Find Nth Smallest Integer With K One Bits - Solution & Explanation

Problem Overview: Given integers n and k, return the n-th smallest positive integer whose binary representation contains exactly k set bits (1s). Numbers are ordered by their numeric value, so the task becomes generating the n-th value among all integers that contain exactly k ones.

Approach 1: Brute Force Enumeration (Exponential / Practical O(ans * log ans))

Start from 1 and iterate upward. For each number, count the number of set bits using a bit trick such as n & (n - 1) or a built‑in popcount. Whenever the count equals k, increment a counter. Stop once the counter reaches n. The method is simple and demonstrates understanding of bit manipulation, but it becomes extremely slow because the answer may be very large. Time complexity is roughly O(ans * log ans) due to repeated bit counting, with O(1) extra space.

Approach 2: Combinatorics + Greedy Bit Construction (Optimal, O(log ans))

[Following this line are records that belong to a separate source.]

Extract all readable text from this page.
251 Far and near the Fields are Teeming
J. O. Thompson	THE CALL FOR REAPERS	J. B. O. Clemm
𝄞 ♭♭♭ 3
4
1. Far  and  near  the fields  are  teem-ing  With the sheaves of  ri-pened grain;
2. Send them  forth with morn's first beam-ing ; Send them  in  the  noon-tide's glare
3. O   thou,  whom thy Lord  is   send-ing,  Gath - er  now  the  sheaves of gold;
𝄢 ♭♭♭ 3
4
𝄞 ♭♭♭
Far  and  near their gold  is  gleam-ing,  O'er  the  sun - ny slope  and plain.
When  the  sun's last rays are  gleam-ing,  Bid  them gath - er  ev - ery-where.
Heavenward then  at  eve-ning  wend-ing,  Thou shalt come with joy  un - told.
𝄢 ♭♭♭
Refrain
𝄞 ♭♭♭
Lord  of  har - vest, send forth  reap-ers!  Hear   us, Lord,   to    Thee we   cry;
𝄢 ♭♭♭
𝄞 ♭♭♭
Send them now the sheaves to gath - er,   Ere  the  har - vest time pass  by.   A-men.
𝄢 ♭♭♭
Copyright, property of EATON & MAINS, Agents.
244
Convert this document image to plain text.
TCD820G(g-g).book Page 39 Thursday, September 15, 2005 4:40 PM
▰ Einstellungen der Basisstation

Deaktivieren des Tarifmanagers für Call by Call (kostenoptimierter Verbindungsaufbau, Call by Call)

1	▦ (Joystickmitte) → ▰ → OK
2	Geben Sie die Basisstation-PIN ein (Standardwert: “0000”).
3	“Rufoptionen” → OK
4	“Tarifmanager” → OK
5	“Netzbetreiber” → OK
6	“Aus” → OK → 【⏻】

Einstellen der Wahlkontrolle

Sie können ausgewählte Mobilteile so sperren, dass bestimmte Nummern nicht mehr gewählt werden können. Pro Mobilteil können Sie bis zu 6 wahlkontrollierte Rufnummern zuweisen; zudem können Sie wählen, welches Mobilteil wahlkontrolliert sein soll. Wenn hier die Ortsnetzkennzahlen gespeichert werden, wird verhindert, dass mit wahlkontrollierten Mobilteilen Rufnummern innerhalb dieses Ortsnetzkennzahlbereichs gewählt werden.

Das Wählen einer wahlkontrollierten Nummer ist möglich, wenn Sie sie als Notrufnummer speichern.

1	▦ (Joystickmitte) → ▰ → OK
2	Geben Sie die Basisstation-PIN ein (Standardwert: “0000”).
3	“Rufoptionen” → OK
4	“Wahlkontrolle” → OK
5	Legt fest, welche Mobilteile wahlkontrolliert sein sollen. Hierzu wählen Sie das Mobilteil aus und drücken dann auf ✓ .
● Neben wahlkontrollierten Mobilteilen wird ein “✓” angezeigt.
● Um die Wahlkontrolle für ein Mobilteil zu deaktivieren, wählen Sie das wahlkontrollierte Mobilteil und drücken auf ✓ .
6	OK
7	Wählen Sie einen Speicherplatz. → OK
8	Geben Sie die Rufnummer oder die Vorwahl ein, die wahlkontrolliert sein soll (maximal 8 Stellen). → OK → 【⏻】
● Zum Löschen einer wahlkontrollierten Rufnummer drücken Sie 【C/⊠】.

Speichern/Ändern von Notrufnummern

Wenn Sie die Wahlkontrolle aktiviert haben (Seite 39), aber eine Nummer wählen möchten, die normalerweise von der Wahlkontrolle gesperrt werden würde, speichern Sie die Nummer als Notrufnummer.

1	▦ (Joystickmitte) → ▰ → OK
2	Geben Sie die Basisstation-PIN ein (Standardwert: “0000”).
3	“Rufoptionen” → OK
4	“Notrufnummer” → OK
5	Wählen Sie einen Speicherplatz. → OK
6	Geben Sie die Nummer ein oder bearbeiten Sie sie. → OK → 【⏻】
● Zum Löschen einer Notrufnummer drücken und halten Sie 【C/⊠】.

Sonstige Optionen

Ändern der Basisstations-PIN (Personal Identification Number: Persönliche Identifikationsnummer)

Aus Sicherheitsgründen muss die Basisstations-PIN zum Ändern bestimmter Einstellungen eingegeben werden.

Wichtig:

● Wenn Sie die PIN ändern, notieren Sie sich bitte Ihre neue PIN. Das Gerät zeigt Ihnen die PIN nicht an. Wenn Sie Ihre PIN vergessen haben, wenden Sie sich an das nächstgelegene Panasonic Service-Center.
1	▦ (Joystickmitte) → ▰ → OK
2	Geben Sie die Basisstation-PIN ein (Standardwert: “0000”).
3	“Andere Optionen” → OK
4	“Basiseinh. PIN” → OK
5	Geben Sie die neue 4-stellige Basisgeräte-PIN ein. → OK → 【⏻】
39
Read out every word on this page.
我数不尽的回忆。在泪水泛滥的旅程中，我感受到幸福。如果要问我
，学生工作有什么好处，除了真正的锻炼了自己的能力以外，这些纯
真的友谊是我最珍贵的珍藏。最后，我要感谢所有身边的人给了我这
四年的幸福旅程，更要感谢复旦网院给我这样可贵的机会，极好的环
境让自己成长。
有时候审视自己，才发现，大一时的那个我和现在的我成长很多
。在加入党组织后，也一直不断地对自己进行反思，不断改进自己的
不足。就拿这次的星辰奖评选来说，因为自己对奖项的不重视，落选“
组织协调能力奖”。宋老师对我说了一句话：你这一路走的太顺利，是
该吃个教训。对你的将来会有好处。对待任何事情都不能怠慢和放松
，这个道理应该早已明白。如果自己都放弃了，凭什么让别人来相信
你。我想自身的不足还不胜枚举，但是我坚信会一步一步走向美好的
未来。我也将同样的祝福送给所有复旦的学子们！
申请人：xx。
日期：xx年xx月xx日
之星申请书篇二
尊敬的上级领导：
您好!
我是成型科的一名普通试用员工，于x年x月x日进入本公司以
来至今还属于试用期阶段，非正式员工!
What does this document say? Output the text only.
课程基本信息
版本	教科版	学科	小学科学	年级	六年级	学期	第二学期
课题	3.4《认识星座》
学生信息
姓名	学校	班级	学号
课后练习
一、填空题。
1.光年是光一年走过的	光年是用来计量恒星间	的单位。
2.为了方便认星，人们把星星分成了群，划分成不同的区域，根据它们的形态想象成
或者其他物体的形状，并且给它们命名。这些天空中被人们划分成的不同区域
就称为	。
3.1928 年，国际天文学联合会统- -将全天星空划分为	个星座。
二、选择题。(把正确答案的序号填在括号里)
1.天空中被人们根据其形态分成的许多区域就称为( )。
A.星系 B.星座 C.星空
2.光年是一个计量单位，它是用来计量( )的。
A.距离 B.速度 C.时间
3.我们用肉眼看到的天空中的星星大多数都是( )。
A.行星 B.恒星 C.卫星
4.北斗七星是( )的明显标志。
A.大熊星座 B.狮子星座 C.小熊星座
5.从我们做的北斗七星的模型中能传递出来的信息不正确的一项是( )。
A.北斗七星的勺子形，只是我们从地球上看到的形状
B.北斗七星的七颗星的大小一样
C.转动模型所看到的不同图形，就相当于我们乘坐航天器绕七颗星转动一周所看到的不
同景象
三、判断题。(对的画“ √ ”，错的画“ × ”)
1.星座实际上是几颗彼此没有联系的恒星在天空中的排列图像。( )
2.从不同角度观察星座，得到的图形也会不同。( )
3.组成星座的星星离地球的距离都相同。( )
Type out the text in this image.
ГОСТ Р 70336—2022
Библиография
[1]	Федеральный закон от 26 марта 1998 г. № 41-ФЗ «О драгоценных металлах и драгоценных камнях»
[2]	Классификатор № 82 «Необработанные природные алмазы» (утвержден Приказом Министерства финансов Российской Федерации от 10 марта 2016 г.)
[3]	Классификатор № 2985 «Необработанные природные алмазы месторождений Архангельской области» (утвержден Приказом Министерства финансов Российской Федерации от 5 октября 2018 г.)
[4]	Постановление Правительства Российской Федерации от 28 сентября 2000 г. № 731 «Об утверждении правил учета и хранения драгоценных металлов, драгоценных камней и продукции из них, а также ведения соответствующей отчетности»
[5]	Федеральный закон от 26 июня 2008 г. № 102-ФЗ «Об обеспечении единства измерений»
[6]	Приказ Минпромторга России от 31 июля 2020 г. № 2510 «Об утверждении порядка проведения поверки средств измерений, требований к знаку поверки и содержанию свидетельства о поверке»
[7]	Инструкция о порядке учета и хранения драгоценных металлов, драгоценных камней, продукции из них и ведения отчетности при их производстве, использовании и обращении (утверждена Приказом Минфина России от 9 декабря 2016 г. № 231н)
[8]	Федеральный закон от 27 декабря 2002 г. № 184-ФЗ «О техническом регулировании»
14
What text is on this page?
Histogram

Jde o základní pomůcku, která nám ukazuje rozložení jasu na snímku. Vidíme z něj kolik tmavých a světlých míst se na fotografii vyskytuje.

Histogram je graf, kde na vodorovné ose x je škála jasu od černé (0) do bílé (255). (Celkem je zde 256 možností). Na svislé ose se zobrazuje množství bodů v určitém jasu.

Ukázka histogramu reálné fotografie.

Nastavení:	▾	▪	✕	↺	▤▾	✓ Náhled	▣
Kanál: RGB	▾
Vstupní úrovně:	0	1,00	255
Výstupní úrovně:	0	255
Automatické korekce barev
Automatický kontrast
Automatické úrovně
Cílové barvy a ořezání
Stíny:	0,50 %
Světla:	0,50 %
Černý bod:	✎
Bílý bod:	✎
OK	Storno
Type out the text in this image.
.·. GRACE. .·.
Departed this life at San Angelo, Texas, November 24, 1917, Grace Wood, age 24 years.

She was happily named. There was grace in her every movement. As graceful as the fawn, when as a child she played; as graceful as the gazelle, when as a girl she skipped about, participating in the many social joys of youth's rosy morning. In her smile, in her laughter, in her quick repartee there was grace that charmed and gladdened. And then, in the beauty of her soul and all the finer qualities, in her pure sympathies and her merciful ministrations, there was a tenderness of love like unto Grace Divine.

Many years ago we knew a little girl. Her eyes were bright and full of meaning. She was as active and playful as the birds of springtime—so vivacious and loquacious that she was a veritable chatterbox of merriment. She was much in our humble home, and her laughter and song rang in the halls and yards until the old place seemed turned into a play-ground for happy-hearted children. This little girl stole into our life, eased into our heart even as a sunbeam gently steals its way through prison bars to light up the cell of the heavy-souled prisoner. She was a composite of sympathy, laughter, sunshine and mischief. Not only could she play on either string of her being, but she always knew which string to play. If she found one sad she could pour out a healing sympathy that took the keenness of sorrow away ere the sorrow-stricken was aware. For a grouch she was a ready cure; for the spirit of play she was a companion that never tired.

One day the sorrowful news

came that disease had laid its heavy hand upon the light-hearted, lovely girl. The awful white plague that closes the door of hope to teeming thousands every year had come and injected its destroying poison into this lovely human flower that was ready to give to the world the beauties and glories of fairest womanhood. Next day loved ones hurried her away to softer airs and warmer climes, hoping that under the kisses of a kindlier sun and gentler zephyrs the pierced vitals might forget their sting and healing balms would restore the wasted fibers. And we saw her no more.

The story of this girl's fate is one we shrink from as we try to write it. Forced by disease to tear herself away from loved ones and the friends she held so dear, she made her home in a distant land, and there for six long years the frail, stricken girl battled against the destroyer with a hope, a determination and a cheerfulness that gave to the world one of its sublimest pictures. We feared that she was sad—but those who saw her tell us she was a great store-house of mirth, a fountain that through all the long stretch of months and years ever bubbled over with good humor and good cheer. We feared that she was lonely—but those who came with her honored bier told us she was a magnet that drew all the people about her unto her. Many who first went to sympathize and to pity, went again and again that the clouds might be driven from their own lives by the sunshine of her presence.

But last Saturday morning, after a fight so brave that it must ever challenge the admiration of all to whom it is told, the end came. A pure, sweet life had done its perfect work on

Instead of enumerating integers, construct the number bit by bit. For each potential bit position from high to low, calculate how many integers can be formed if that position is set to 0 while still placing the remaining k ones in the lower bits. This count equals the binomial coefficient C(remaining_bits, remaining_ones). If the count is smaller than n, skip those numbers, subtract the count from n, and place a 1 at that position. Otherwise keep the bit 0 and continue. This greedy decision process directly jumps over large blocks of numbers using combinatorics and avoids enumeration. Time complexity is O(log ans) for iterating through bit positions and computing combinations, with O(1) space if binomial coefficients are computed on the fly.

Approach 3: Combinatorial Number System (Combinadics) (O(k log ans))

Another view treats the binary representation as choosing k bit positions among many possible positions. The n-th integer corresponds to the n-th combination in lexicographic order of these positions. Using combinadic ranking/unranking, you determine each set bit position by comparing n with binomial counts such as C(i, r). This technique also relies heavily on math and combinatorics. Time complexity is O(k log ans) because each chosen bit requires evaluating combination counts, with O(1) space.

Recommended for interviews: The combinatorics + greedy approach. It shows you understand how to count combinations of bit placements and skip entire numeric ranges instead of brute forcing. Mentioning the brute force approach first demonstrates baseline reasoning, but the optimal solution proves you can apply combinatorial counting and bit construction efficiently.